第1章 プロローグ
「主、遠征部隊が帰ってきたみたいだぜ」
鶴丸の声が聞こえたのと、小狐丸の腕が緩められたのはほぼ同時だった。
「迎えにいくんだよね?」
顔を上げた私に、同じく起こしにきた清光が聞く。
「うん。…小狐丸ありがとう。よく眠れたよ」
「小狐丸も幸せでしたよ」
立ち上がり小狐丸にお礼を告げ、そして私の手をとってくれた清光と玄関まで迎えに行った。
「主もう平気?」
「うん、だいぶスッキリした。なんかさっきまで頭にモヤがかかったみたいで、ずっとぼんやりしてたんだよね」
昼食時よりはかなり意識がはっきりしていた。
「ならいいけど」
鶴丸は近侍としてなのかついてきている。
玄関には遠征から戻ってきた第二部隊と第四部隊。
怪我もなく元気そうだ。
「おかえりなさい。長い時間ありがとう」
お礼を言うと、
「余裕っての?次は戦場で頼むな」
厚が笑った。
「広間に飯あるぜ。

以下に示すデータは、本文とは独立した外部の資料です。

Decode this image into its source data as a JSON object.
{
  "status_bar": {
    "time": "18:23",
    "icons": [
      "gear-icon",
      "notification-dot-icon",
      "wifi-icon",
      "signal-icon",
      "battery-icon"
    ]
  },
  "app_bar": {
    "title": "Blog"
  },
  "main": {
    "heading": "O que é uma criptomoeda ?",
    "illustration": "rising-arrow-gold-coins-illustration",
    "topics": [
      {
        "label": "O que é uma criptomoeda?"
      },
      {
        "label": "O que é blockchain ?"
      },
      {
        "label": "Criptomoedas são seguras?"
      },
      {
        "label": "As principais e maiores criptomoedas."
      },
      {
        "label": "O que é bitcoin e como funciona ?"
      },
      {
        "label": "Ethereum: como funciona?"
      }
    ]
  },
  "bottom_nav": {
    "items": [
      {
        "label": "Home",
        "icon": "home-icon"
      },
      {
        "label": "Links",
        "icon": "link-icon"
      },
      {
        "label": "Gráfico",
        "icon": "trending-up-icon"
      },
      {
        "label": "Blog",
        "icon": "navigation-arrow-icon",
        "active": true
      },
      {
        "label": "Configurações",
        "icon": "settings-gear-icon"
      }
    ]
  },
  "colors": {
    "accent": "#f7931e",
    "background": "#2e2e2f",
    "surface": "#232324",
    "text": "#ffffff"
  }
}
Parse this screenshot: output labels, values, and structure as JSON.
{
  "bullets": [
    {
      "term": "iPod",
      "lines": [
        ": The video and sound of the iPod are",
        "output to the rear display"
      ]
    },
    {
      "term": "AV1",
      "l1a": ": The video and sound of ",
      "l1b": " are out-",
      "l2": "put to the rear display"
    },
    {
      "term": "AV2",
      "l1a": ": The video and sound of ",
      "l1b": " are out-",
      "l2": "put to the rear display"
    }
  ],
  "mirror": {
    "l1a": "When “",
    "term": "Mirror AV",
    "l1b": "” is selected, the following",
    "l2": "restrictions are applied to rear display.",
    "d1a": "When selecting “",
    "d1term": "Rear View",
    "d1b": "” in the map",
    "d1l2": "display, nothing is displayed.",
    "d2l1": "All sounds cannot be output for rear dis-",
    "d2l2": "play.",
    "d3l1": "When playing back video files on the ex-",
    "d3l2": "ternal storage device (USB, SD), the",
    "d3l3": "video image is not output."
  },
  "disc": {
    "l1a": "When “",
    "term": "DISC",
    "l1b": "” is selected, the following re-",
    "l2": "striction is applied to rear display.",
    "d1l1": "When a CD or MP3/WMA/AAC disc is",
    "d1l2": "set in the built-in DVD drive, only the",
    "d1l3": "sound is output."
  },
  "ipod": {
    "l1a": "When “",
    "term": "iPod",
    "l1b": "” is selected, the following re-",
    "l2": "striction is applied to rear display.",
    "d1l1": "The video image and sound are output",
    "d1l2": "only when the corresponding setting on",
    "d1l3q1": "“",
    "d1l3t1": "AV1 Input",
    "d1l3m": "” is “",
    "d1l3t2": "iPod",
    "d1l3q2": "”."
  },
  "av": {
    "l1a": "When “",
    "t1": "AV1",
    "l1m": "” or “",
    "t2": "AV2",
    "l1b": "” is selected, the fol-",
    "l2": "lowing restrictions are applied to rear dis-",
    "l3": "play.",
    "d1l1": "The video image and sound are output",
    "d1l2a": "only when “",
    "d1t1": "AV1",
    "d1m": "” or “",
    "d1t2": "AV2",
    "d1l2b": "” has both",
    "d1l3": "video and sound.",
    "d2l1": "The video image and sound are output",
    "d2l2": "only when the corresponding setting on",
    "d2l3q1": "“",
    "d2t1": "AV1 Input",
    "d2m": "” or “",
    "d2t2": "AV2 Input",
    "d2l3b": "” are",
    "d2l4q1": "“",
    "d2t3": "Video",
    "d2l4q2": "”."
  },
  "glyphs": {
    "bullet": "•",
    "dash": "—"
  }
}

手を洗ったやつからいけよー」
鶴丸が指示を出してくれる。
そんな中、
「ねぇ薬研、主なんか具合悪いみたいなんだけど…」
玄関を上がる薬研に清光が声を掛けた。
「は?どうした大将」
私に向き直り、顔を覗きこんでくる。
「…んと、もうだいぶ平気になったんだけど、さっきなんか頭がぐるぐるして、ちょっと気持ち悪くて…ご飯も食べられないし、一期さんの報告もあんま理解できなくて…」
症状を伝えると、
「今は?気持ち悪いか?」
私の頬に触れ、下瞼を引き下げたり、口を開けさせてみたりしながら聞く。
「うぅん、寝たらだいぶ治まったよ」
「なるほどなー」
少し考えて薬研は、
「多分だが、酸欠、のようなものだ」
「え?酸欠…?」
清光がキョトンとし、ちらりと視線を動かせば、ばつが悪そうな鶴丸。
「大将なんか酸欠になるようなことしたか?」
絶対鶴丸のせいだ、と思ったが、
「そういえばお風呂入ってのぼせたんだけど、それって関係ある?」
清光が真剣に尋ねる。
「まぁあるっちゃあるだろうが…」
そこまで言ってなんとなく察しがついたのだろう薬研は言葉を濁した。
「安静にしてりゃ治るだろ。俺も腹減ったから報告は後でするな、大将」
そう言って意味ありげに鶴丸の肩を叩いて薬研は去って行った。
「酸欠かぁ…」
清光は疑いもせず薬研の診断を受け取っているようだった。